Healthy Pack-ups

Having to make your child’s lunch in advance five days a week can be a challenge sometimes especially if you want to make it healthy as it’s easy to send them to school with a sandwich, crisps & a chocolate bar or piece of fruit!! And when you get the lunch box back at the end of the day to find the fruit is still in there, a bit more bruised but still un-eaten.

adult-lunch-ideas-with-family-fresh-meals

The key to coming up with healthy pack lunches is variety, so the child doesn’t get bored but also helps them to try new foods. Also theme lunches are a great way to get your child interested in food so it could be themed around countries of the world, calendar events, colours; the only limitation is imagination.

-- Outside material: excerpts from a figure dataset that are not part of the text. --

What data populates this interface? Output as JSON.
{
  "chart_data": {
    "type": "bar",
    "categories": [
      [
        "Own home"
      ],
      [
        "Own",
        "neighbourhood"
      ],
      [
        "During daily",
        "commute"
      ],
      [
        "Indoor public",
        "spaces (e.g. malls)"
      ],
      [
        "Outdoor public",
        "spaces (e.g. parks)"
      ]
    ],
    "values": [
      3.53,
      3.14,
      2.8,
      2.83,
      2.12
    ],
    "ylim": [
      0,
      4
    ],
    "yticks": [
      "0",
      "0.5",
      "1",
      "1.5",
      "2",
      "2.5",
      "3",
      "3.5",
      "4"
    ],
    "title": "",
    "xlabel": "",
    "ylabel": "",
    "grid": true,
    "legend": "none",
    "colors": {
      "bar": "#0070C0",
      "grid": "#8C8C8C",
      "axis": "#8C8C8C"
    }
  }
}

Sticking with the traditional sandwich well sort of try experimenting with:

Different types of bread – Sundried tomato, herb & garlic, olive, wholegrain, multigrain, seeded, rye, sour dough, ciabatta, pitta

Wraps/tortillas – You can easily make these yourself but if time is short, there are many varieties available at all the major supermarkets

Scone based sandwich – I remember mum sending me to school with a three cheese scone & some cherry tomatoes & it was delicious

English muffin type bread – any these can be homemade or bought, the cheese ones are especially lovely

Savoury muffins – cheese & bacon, sundried tomato

So that’s the bread sorted what about fillings:

It doesn’t matter what you fill the sandwich with but the one principle I’d stick to is to ensure there is some protein within the filling – protein helps you stay fuller for longer & and releases energy slower (so you’re less likely to get a sugar high).

Pulled meats are easy as can be made in advance or are leftovers from a meal

Homous or other bean based dips make a great alternative to butter or spread, if you’re child isn’t keen on them, try adding red pesto to it to make it slightly sweeter.

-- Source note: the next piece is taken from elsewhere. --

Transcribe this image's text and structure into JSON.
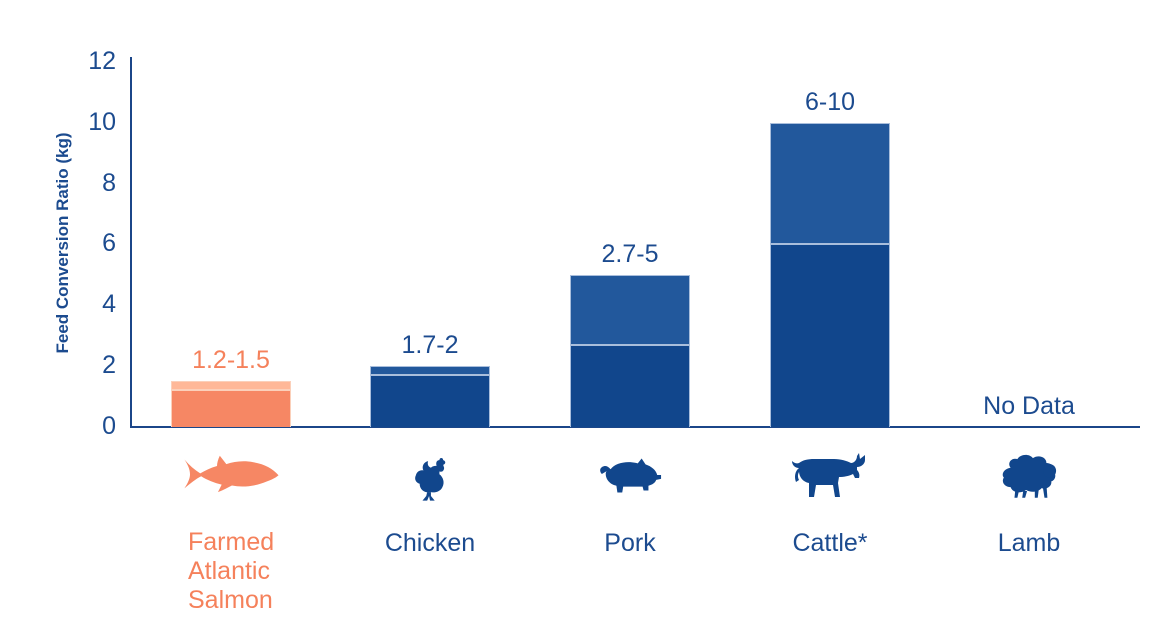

Cheese – a good protein source but high in saturated fat, so try grating it up and mixing with grated vegetables such as carrot.

Mini meatballs with a tomato sauce – you could get your children to help you make these, cook the night before & then slice in half, add to sandwich with a little sauce for flavour. These work really well as a pasta salad too.

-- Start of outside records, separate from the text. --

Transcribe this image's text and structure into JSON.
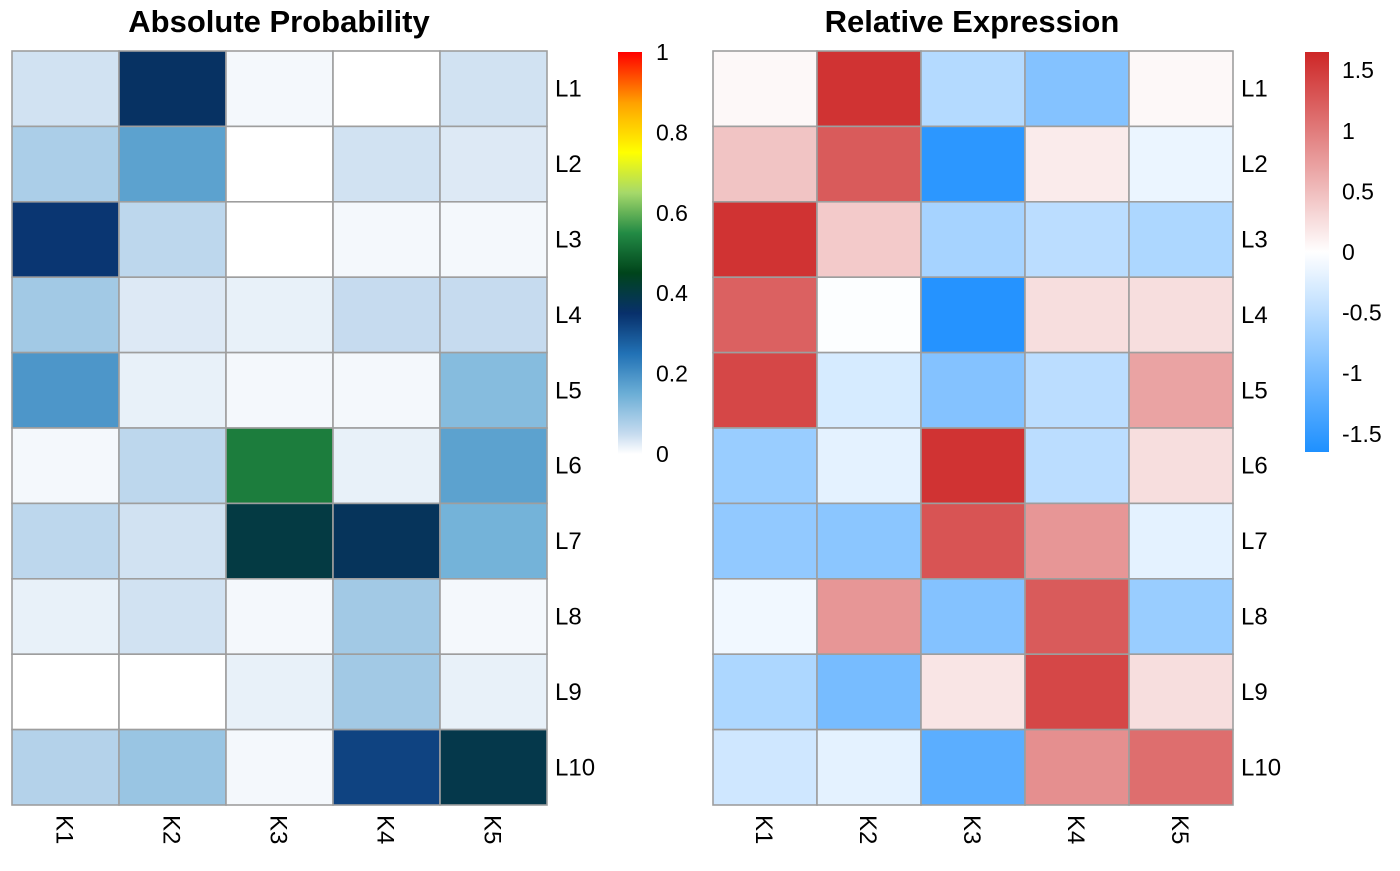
{
  "chart_data": [
    {
      "type": "heatmap",
      "title": "Absolute Probability",
      "rows": [
        "L1",
        "L2",
        "L3",
        "L4",
        "L5",
        "L6",
        "L7",
        "L8",
        "L9",
        "L10"
      ],
      "columns": [
        "K1",
        "K2",
        "K3",
        "K4",
        "K5"
      ],
      "values": [
        [
          0.04,
          0.36,
          0.01,
          0.0,
          0.04
        ],
        [
          0.08,
          0.17,
          0.0,
          0.04,
          0.03
        ],
        [
          0.34,
          0.06,
          0.0,
          0.01,
          0.01
        ],
        [
          0.09,
          0.03,
          0.02,
          0.05,
          0.05
        ],
        [
          0.19,
          0.02,
          0.01,
          0.01,
          0.12
        ],
        [
          0.01,
          0.06,
          0.53,
          0.02,
          0.17
        ],
        [
          0.06,
          0.04,
          0.4,
          0.37,
          0.14
        ],
        [
          0.02,
          0.04,
          0.01,
          0.09,
          0.01
        ],
        [
          0.0,
          0.0,
          0.02,
          0.09,
          0.02
        ],
        [
          0.07,
          0.1,
          0.01,
          0.32,
          0.39
        ]
      ],
      "colorbar": {
        "range": [
          0,
          1
        ],
        "ticks": [
          "0",
          "0.2",
          "0.4",
          "0.6",
          "0.8",
          "1"
        ],
        "tick_values": [
          0,
          0.2,
          0.4,
          0.6,
          0.8,
          1
        ],
        "colors": [
          "#ffffff",
          "#c6dbef",
          "#6baed6",
          "#2171b5",
          "#08306b",
          "#00441b",
          "#238b45",
          "#a6d96a",
          "#ffff00",
          "#ffa500",
          "#ff0000"
        ],
        "color_stops": [
          0,
          0.05,
          0.15,
          0.25,
          0.35,
          0.45,
          0.55,
          0.65,
          0.75,
          0.87,
          1.0
        ]
      }
    },
    {
      "type": "heatmap",
      "title": "Relative Expression",
      "rows": [
        "L1",
        "L2",
        "L3",
        "L4",
        "L5",
        "L6",
        "L7",
        "L8",
        "L9",
        "L10"
      ],
      "columns": [
        "K1",
        "K2",
        "K3",
        "K4",
        "K5"
      ],
      "values": [
        [
          0.05,
          1.55,
          -0.55,
          -0.9,
          0.05
        ],
        [
          0.45,
          1.25,
          -1.55,
          0.15,
          -0.15
        ],
        [
          1.55,
          0.4,
          -0.65,
          -0.5,
          -0.6
        ],
        [
          1.2,
          -0.02,
          -1.6,
          0.25,
          0.25
        ],
        [
          1.4,
          -0.3,
          -0.9,
          -0.5,
          0.7
        ],
        [
          -0.75,
          -0.2,
          1.55,
          -0.5,
          0.25
        ],
        [
          -0.8,
          -0.85,
          1.3,
          0.8,
          -0.2
        ],
        [
          -0.1,
          0.8,
          -0.9,
          1.25,
          -0.75
        ],
        [
          -0.6,
          -1.0,
          0.2,
          1.4,
          0.25
        ],
        [
          -0.35,
          -0.2,
          -1.2,
          0.85,
          1.1
        ]
      ],
      "colorbar": {
        "range": [
          -1.65,
          1.65
        ],
        "ticks": [
          "1.5",
          "1",
          "0.5",
          "0",
          "-0.5",
          "-1",
          "-1.5"
        ],
        "tick_values": [
          1.5,
          1,
          0.5,
          0,
          -0.5,
          -1,
          -1.5
        ],
        "colors": [
          "#1e90ff",
          "#ffffff",
          "#cd2626"
        ]
      }
    }
  ]
}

Use lamb mince to make mini kofta balls and make a minted yogurt dip to go with it.

Marinate chopped chicken in a barbeque sauce, cook as you would for a barbeque and then serve with a yogurt and tomato dip and salad.

pack-up

Animal source – Meat, fish, poultry, diary, egg

Vegetable source – Beans, pulses, nuts, seeds, tofu, quorn

Alternatives to sandwiches:

Rice/pasta/couscous/bulgar wheat salad: A handy tip to add more flavour to these without the need to add mayo or other sauces is to cook in a light stock (Chicken or vegetable).

Anything goes here really with flavours, chopped up or grated vegetables and of course some protein!!

Greek – feta, olives, cucumber & minted yogurt

Rainbow – Red, yellow, orange & green pepper, grated cheese

Italian – Tomato, basil & mozzarella (use pesto to flavour it)

Vegetable sticks & dip or pate is another idea to add variety:

Vegetables that can be eaten raw:

  • Peppers
  • Carrot
  • Courgette
  • Cucumber
  • Broccoli
  • Cauliflower
  • Mange Tout
  • Sugar Snap Peas
  • Cabbage
  • Celery
  • Cherry tomatoes
  • Radishes
  • Peas

Roasting vegetables can be used to add interest to sandwiches or salads:

Onions, tomatoes, peppers, courgettes, aubergines

Root vegetables are also lovely roasted & can be used in a salad:

Carrot, butternut squash, sweet potato, mini potatoes.

Sweet stuff

Most children like yogurts especially fruit ones but most shop bought fruit yogurts are quite high in sugar, I would personally recommend that you buy natural yogurt and then add your own flavours to it, this will be cheaper too and more adaptable!!

Here are some ideas for fruit compotes which can be used in a variety of ways but make a great homemade fruit yogurt:

Mixed berry – mixed frozen berries, stewed in a little water and something to sweeten it, I use agave nectar but honey or sugar is fine, just don’t make it too sweet or you could use apple juice to do the job of the water & sugar.

Rhubarb on its own or with a little ginger if you’re children like it – same as above but using fresh rhubarb when in season

Apple & berry – use the mixed frozen berries with some chopped apple and again the same method is used as above

Apple & raisin

Pear & dried friut

Spiced apple – chopped apple, mixed spice and then use the same method as before

Peach & apricot

Tropical – Use the tropical fruit mix and stew gentle like above, you probably don’t need to add any sugar to this one though

Either mix them before you put in the lunch box or let your child make their own (A bit like a branded two part corner yogurt)

Homemade flapjacks or granola can be used to add texture to yogurt and another snack for children to munch on.